When the culture in the flask was turbid and contained almost double the number of cells compared to the initial start-up culture, the growth medium was discarded; then 2 mL Dulbecco’s Phosphate Buffered Saline [DPBS] pH 7.2–7.4 (Thermo Fisher Scientific, Johannesburg, South Africa) was added to the cells. The cells were then centrifuged for 5 min at 400 rpm and the pellet was re-suspended in 10 mL DPBS. A 5 mL volume of Trypsin ethylenediaminetetraacetic acid (EDTA) was added to the flask containing the cells and incubated for 2–3 min at 37 °C until the cells detached from the flask. A total of 5 mL MEM was added to the culture to inactivate the trypsin EDTA; the culture was then transferred to a clean flask and the concentration of cells was adjusted to 5 × 10⁴ cells/mL using MEM [71].

5.5. Cytotoxicity Assay

A cytotoxicity assay was carried out as described initially by) [72] and later used by) [73]. The serial dilutions of compounds were prepared in MEM by pipetting two hundred (200) µL of the cell suspension into each well of columns 2 to 11 of a sterile 96-well microtiter plate. Two hundred µL of MEM was added to columns 1 and 12 to maintain humidity, minimize evaporation, and consequent well-to-well variability. The plates were then incubated in a 5% CO₂ incubator at 37 °C for 24 h until the cells reached the exponential growth phase. The MEM was aspirated from the cells, which were then washed with 150 mL phosphate-buffered saline [PBS], (Whitehead Scientific, Johannesburg, South Africa) and replaced with 200 µL of MEM with compounds of each of S. aureus, S. epidermidis, and S. saprophyticus at differing concentrations in quadruplicate.
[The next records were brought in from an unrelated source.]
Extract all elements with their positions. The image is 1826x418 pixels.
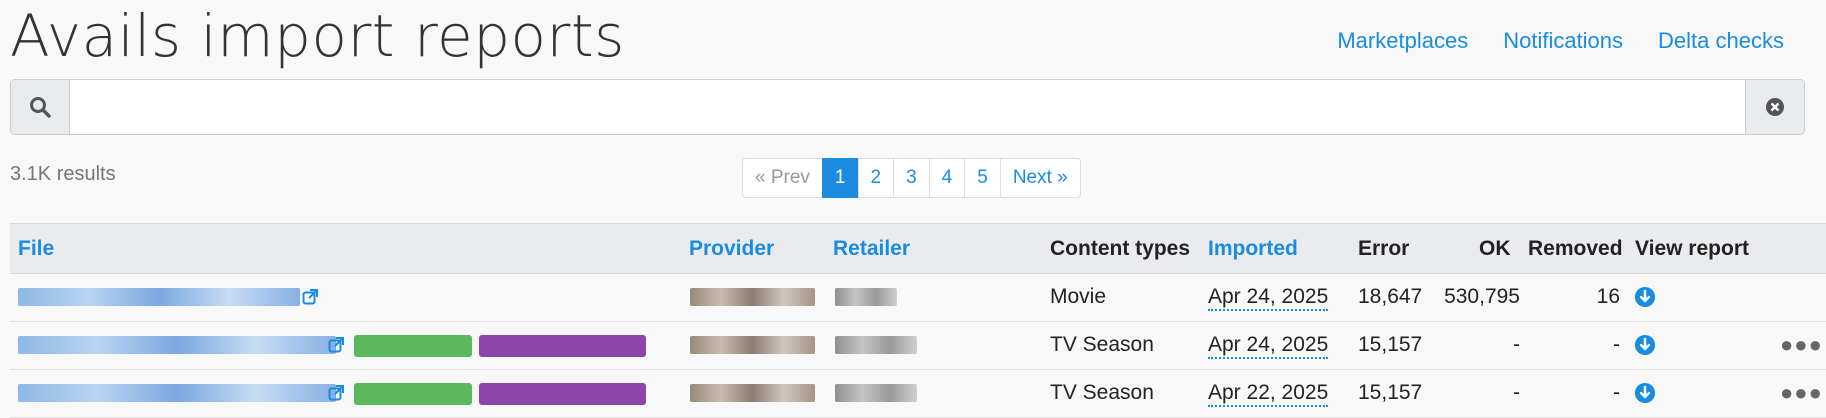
status-badge <box>354 383 472 405</box>
imported-date[interactable]: Apr 24, 2025 <box>1208 285 1329 311</box>
search-input[interactable] <box>70 80 1745 134</box>
external-link-icon[interactable] <box>328 337 344 353</box>
retailer-name <box>835 336 917 354</box>
page-4-button[interactable]: 4 <box>928 158 966 198</box>
imported-column-header[interactable]: Imported <box>1208 237 1298 261</box>
error-count: 15,157 <box>1358 381 1423 404</box>
file-link[interactable] <box>18 336 336 354</box>
arrow-circle-down-icon[interactable] <box>1635 335 1655 355</box>
table-row: TV Season Apr 24, 2025 15,157 - - ●●● <box>10 322 1826 370</box>
provider-name <box>690 288 815 306</box>
status-badge <box>354 335 472 357</box>
removed-count: - <box>1613 381 1620 404</box>
page-1-button[interactable]: 1 <box>821 158 859 198</box>
search-icon <box>11 80 70 134</box>
removed-column-header: Removed <box>1528 237 1623 260</box>
imported-date[interactable]: Apr 22, 2025 <box>1208 381 1329 407</box>
content-type: TV Season <box>1050 381 1154 404</box>
results-count: 3.1K results <box>10 163 116 185</box>
removed-count: 16 <box>1596 285 1620 308</box>
imported-date[interactable]: Apr 24, 2025 <box>1208 333 1329 359</box>
times-circle-icon <box>1766 98 1784 116</box>
content-types-column-header: Content types <box>1050 237 1191 260</box>
file-link[interactable] <box>18 384 336 402</box>
file-column-header[interactable]: File <box>18 237 54 261</box>
page-title: Avails import reports <box>10 2 625 70</box>
error-column-header: Error <box>1358 237 1410 260</box>
retailer-column-header[interactable]: Retailer <box>833 237 910 261</box>
page-5-button[interactable]: 5 <box>964 158 1001 198</box>
page-3-button[interactable]: 3 <box>893 158 930 198</box>
error-count: 18,647 <box>1358 285 1423 308</box>
marketplaces-link[interactable]: Marketplaces <box>1337 28 1468 54</box>
content-type: TV Season <box>1050 333 1154 356</box>
search-bar <box>10 79 1805 135</box>
arrow-circle-down-icon[interactable] <box>1635 287 1655 307</box>
arrow-circle-down-icon[interactable] <box>1635 383 1655 403</box>
ok-column-header: OK <box>1479 237 1511 260</box>
ok-count: - <box>1513 381 1520 404</box>
notifications-link[interactable]: Notifications <box>1503 28 1623 54</box>
prev-page-button: « Prev <box>742 158 823 198</box>
clear-search-button[interactable] <box>1745 80 1804 134</box>
file-link[interactable] <box>18 288 300 306</box>
pagination: « Prev 1 2 3 4 5 Next » <box>742 158 1081 198</box>
top-nav: Marketplaces Notifications Delta checks <box>1337 28 1784 54</box>
external-link-icon[interactable] <box>302 289 318 305</box>
ok-count: - <box>1513 333 1520 356</box>
status-badge <box>479 335 646 357</box>
external-link-icon[interactable] <box>328 385 344 401</box>
provider-column-header[interactable]: Provider <box>689 237 774 261</box>
retailer-name <box>835 288 897 306</box>
ok-count: 530,795 <box>1444 285 1520 308</box>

The cells were least disturbed during aspiration and the addition of the medium and test compounds, respectively. A positive control [doxorubicin chloride] (Pfizer Laboratories, Johannesburg, South Africa) and untreated cells (negative control) were included in each assay. The microtiter plates were incubated in a 5% CO₂ incubator at 37 °C for 48 h.

After incubation, the MEM was aspirated and the cells were washed, thereafter 30 µL of 3-(4,5-dimethylthiazol-2-yl)-2,5-diphenyltetrazolium bromide [MTT] (Sigma Aldrich, Taufkirchen, Germany) from a stock solution of 5 mg/mL in PBS was added to each well and the plates were re-incubated at 37 °C in a 5% CO₂ incubator for 4 h. The medium from each well was then carefully removed; however, not disturbing the MTT crystals in the wells. Fifty µL was added to each well to dissolve the MTT formazan crystals with the plates gently agitated to ensure thorough mixing.

The wells in column 1, containing MTT and medium but without cells, were used to validate the performance of the plate reader (BioTek Synergy, Winooski, VT, USA) equipped with KC4 software [1.20.0.42] (BioTek Instruments Winooski, VT, USA) data reduction software. The cell viability percentage was calculated using the following formula:

Percentage (%) Viability = Sample absorbance/control absorbance) × 100.

The lethal concentrations (LC₅₀) values were calculated as the concentration of compounds resulting in a 50% reduction of absorbance relative to that of untreated cells. The linear regression analysis of the concentrations-response curve plotted between the sample concentration of two inherent assays was used to obtain the 50% lethal concentration of the positive control and that of the tested compounds.